Google has another try at patching Stagefright flaw
Google has released another patch for the Stagefright vulnerability after a security firm said the first one didn’t fix it.
Hundreds of millions of Android devices are vulnerable to Stagefright. A device can be compromised merely through the receipt of a specially crafted multimedia message (MMS), so an attacker needs only the victim’s phone number.
The flaw was found by Joshua Drake at mobile security firm Zimperium, which submitted a set of patches along with its big report. Google released its first patch for Stagefright last week.
But a researcher with another security firm, Exodus Intelligence, discovered a flaw in the patch intended to fix Stagefright. He crafted a malicious MP4 file that could bypass the fix. Exodus notified Google on Aug. 7 but didn’t get a response and decided to make the information public, Aaron Portnoy, an Exodus vice president, said in a blog post. Google has since acknowledged Exodus’s report and assigned it as CVE-2015-3864.

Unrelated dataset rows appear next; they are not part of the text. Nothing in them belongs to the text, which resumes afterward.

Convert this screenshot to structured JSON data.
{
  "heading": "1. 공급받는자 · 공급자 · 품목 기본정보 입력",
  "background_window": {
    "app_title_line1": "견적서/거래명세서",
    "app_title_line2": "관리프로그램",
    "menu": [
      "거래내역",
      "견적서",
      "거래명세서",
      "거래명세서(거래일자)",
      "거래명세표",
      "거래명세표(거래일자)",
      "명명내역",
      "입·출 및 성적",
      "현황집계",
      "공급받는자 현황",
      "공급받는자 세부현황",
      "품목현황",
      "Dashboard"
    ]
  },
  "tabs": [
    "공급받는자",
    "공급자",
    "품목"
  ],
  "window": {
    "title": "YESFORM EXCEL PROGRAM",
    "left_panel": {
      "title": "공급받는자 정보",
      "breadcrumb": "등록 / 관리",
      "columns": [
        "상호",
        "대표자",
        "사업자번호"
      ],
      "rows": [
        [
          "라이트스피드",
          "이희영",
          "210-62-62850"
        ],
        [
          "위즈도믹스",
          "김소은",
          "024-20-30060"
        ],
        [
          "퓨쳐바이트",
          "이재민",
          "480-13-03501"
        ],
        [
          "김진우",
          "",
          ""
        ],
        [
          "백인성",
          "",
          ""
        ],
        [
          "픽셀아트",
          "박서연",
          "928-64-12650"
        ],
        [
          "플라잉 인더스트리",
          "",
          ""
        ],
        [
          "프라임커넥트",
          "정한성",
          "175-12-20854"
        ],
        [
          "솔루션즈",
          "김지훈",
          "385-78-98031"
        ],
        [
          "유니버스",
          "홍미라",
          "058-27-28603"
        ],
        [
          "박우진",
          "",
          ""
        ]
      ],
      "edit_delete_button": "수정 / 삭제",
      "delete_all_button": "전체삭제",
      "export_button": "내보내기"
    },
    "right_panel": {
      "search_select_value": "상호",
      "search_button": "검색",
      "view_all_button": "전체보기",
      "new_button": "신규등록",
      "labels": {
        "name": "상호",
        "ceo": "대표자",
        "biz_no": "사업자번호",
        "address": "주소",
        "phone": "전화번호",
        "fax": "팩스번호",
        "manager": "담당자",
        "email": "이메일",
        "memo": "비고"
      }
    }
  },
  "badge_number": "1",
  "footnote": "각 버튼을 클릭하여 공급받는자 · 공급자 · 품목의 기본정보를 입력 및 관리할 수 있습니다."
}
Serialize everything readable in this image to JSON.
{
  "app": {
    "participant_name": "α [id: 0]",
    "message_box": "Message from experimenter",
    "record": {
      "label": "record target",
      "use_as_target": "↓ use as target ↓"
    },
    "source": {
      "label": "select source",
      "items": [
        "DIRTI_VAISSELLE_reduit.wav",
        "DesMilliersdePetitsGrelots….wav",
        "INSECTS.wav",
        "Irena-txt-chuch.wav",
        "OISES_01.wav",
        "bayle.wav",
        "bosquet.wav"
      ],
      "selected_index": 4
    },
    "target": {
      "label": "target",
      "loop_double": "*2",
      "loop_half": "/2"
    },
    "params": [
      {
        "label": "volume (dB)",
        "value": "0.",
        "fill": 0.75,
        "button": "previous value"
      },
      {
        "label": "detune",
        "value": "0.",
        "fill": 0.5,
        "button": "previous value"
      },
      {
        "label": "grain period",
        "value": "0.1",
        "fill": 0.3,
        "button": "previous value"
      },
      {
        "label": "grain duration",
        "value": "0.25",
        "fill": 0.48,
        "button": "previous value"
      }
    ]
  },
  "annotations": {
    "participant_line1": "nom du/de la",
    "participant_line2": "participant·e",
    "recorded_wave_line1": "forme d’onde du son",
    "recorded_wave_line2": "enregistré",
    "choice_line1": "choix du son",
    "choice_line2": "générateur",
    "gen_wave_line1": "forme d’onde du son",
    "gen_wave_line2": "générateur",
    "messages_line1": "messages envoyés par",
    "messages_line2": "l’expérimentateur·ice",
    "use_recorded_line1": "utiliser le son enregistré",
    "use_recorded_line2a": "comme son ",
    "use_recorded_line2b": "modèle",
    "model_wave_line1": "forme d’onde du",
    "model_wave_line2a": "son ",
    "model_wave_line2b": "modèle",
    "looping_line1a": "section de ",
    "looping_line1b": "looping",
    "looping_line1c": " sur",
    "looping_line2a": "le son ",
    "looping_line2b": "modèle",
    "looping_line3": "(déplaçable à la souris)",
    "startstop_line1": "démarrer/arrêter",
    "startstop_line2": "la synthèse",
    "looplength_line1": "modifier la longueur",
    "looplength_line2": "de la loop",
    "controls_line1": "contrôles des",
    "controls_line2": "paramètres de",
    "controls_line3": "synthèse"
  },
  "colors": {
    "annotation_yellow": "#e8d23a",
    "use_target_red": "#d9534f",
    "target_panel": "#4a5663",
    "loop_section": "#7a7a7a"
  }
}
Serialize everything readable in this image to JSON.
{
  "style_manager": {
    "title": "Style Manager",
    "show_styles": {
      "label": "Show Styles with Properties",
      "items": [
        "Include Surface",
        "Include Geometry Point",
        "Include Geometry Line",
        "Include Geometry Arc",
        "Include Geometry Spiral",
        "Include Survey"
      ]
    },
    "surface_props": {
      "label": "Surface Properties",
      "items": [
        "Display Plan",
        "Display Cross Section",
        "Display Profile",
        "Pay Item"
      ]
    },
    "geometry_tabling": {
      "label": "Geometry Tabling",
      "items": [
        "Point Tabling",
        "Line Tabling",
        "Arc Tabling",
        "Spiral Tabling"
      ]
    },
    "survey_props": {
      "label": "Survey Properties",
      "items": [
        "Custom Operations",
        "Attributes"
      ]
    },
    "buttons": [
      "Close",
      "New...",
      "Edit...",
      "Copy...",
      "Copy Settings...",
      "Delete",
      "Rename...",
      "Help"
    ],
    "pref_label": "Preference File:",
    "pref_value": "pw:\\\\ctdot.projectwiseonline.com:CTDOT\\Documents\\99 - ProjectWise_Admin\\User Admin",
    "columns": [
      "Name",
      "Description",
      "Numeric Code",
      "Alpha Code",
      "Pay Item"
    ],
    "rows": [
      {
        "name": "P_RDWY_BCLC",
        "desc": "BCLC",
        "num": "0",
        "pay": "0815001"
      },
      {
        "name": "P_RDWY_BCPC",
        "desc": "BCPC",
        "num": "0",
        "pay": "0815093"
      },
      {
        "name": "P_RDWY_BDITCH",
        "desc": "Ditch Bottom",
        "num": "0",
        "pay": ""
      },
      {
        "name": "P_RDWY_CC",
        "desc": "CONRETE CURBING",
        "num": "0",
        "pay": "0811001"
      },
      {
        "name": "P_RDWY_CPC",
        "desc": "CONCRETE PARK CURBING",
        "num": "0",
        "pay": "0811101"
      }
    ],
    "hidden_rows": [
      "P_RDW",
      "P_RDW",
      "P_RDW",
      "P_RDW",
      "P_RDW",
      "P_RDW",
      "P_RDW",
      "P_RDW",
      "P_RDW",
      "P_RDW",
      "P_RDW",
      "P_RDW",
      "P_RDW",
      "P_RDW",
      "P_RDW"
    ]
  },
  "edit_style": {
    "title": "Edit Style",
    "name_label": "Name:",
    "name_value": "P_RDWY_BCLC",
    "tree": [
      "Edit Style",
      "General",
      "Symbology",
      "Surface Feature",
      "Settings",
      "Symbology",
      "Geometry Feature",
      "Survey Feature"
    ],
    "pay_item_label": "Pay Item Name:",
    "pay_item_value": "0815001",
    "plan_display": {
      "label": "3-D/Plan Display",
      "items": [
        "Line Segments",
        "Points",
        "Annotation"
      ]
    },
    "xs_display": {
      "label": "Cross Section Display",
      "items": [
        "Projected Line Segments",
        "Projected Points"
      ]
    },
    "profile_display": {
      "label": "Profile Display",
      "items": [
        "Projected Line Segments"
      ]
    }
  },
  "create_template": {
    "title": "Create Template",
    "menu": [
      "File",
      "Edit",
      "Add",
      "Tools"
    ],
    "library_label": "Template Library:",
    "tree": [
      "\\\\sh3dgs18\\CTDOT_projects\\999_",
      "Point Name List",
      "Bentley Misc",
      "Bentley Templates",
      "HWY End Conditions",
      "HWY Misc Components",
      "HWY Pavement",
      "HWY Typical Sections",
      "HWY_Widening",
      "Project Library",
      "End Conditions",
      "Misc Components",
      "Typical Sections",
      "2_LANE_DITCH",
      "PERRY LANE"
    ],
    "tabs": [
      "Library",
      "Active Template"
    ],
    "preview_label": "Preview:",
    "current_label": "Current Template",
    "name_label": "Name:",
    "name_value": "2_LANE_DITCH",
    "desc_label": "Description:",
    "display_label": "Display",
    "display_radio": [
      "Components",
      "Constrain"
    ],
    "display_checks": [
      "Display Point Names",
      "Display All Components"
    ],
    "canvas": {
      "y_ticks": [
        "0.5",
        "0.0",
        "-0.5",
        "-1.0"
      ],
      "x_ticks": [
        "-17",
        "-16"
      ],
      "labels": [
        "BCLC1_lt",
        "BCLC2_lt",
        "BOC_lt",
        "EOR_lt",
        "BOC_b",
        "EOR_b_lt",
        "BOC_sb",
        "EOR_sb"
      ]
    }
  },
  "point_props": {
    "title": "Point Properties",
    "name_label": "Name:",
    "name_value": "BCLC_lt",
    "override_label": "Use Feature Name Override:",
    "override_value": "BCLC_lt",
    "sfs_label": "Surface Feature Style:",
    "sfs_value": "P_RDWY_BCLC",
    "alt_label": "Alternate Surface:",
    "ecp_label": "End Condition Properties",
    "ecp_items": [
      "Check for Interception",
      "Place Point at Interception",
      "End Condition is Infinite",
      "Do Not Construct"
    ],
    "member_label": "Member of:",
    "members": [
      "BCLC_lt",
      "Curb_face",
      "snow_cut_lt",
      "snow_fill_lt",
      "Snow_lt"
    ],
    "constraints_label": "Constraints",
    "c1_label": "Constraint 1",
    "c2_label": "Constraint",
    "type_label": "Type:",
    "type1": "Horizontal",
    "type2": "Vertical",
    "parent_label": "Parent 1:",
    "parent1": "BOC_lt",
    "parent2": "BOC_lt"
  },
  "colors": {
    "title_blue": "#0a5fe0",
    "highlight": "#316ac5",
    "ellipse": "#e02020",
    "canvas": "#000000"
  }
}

Portnoy wrote that he was surprised such a major vulnerability didn’t get an effective patch the first time around.
“Google employs a tremendously large security staff, so much so that many members dedicate time to audit other vendor’s software and hold them accountable to provide a code fix within a deadline period,” he wrote. “If Google cannot demonstrate the ability to successfully remedy a disclosed vulnerability affecting their own customers then what hope do the rest of us have?”
In a statement Thursday, Google said it had sent its latest fix to its partners. Devices in its Nexus line, including the Nexus 4, 5, 6, 7, 9, 10 and the Nexus Player, will receive an over-the-air update as part of the company’s monthly patch update for September.
Google said at the Black Hat security conference earlier this month it would issue monthly security patches for Android devices after Stagefright exposed millions of devices to attack. Major vendors such as Microsoft, Adobe Systems and Oracle have for years released security fixes on a regular schedule.
But the problem with mobile devices is that operators play a key role in distributing patches. While for the last three years Google has sent patches to mobile operators, it was up to those companies to send the patches to users. That process happened slowly if at all.
Major Android manufacturers including Samsung and LG have also committed to working with carrier partners to distribute monthly patches.